Most likely yes.
Today I received a call from a woman who was laid off from her job after 20 years with the same company. She was contemplating bankruptcy but had an interesting question for me: what should she do with her truck?
She owed $4,000 on a secured loan with her credit union. The truck itself was worth about $15,000. If she filed bankruptcy with those numbers, the bk trustee would sell her truck, pay off the loan, and then give her $3,000 for her trouble (the $3,000 vehicle exemption under Utah law).
She was contemplating selling it before going bankrupt but wanted to know if that would be considered “improper.” I told her to sell it. It is perfectly legal and proper to sell a non-exempt assets and convert it to an exempt asset. In other words, I told her to sell it, pay off the secured loan, buy a car for $3,000 (the number I can protect), and use the rest for living expenses.

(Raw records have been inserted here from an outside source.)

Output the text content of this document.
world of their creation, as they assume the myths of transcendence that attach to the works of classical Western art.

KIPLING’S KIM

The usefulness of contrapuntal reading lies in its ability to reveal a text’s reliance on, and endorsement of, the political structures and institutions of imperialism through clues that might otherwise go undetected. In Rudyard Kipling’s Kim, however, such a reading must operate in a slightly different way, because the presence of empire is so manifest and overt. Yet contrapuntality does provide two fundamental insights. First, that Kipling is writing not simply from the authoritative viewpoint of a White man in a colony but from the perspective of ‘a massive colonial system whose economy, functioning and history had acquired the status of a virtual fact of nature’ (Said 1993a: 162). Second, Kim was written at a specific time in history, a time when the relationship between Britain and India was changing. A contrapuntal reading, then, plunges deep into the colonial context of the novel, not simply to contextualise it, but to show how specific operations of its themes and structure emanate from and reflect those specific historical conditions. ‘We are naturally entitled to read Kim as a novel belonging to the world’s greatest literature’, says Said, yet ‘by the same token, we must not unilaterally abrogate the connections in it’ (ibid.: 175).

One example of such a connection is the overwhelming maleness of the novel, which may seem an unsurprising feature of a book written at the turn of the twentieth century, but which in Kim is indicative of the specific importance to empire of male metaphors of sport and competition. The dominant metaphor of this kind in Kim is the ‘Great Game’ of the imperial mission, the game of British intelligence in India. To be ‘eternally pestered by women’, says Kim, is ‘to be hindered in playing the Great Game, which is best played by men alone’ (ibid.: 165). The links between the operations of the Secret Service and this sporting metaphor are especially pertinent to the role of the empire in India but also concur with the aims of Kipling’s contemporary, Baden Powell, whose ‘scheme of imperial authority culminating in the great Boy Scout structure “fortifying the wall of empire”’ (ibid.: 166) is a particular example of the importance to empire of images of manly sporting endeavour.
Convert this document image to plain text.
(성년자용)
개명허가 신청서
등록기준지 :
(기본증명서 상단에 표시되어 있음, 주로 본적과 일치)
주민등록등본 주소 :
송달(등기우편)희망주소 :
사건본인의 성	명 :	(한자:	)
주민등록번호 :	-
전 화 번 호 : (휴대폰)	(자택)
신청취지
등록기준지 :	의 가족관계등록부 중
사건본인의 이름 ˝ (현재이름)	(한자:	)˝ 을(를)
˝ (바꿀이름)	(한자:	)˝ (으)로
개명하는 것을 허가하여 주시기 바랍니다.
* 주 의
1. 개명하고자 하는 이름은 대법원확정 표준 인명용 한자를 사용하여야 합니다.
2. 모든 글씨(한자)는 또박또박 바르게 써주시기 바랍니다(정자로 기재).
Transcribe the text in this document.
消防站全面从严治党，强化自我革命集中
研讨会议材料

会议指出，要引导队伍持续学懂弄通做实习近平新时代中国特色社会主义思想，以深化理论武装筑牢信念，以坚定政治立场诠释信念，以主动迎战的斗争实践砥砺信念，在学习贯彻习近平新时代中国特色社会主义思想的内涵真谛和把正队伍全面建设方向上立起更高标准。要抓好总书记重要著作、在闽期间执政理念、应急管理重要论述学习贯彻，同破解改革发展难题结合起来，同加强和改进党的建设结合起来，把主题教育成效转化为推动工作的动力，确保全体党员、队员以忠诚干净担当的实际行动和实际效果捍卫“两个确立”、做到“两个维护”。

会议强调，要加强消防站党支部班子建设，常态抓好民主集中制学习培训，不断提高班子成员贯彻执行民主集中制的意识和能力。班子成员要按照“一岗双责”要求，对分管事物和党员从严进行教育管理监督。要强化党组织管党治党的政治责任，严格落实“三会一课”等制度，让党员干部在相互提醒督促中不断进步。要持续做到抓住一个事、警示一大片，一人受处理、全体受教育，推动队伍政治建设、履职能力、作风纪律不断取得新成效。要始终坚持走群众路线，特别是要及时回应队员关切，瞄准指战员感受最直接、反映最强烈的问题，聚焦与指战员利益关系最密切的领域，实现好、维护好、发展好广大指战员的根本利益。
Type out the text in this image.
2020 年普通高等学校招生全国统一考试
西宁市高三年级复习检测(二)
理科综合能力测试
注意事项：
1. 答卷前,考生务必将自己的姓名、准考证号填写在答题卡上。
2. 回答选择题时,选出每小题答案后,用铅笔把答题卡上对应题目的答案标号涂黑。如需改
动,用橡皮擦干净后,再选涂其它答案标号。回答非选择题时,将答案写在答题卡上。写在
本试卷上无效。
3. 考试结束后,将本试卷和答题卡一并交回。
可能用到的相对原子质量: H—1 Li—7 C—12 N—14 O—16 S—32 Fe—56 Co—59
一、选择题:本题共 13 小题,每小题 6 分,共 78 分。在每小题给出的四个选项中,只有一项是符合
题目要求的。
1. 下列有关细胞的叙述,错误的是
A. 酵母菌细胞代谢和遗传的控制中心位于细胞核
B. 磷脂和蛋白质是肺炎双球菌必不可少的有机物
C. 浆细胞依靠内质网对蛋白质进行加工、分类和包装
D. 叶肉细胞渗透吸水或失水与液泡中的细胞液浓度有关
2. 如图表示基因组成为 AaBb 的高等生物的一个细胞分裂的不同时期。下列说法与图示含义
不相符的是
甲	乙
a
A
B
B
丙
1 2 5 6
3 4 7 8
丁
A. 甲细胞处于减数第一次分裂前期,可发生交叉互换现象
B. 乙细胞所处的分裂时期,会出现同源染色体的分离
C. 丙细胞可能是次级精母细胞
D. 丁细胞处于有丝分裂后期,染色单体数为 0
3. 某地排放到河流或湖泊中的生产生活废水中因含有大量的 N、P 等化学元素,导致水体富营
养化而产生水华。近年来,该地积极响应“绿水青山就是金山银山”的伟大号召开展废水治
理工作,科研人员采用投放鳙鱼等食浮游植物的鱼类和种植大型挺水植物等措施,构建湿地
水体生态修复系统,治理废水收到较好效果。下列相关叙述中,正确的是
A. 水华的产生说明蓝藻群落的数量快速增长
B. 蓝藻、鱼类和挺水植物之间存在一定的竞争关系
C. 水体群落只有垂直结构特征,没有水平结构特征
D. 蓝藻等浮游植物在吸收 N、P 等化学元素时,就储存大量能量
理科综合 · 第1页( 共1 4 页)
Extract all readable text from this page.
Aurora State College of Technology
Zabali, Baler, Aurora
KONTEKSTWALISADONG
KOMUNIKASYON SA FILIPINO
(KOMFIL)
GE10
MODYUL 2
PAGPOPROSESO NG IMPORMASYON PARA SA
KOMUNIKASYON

She then asked if the bk trustee would ask for receipts on her expenditures. The answer is a definite YES! The bk trustee knows (and I know) that you really want to put a few thousand in your dresser drawer for a rainy day, but you cannot do that. You have to account for the funds, and the bk trustee will ask for proof, usually in the form of receipts.
So when you have an asset with value I cannot protect, it is generally a good idea to sell it and use the proceeds to benefit your family before you file bankruptcy. If you let the bk trustee sell it, he will use it to benefit your creditors instead.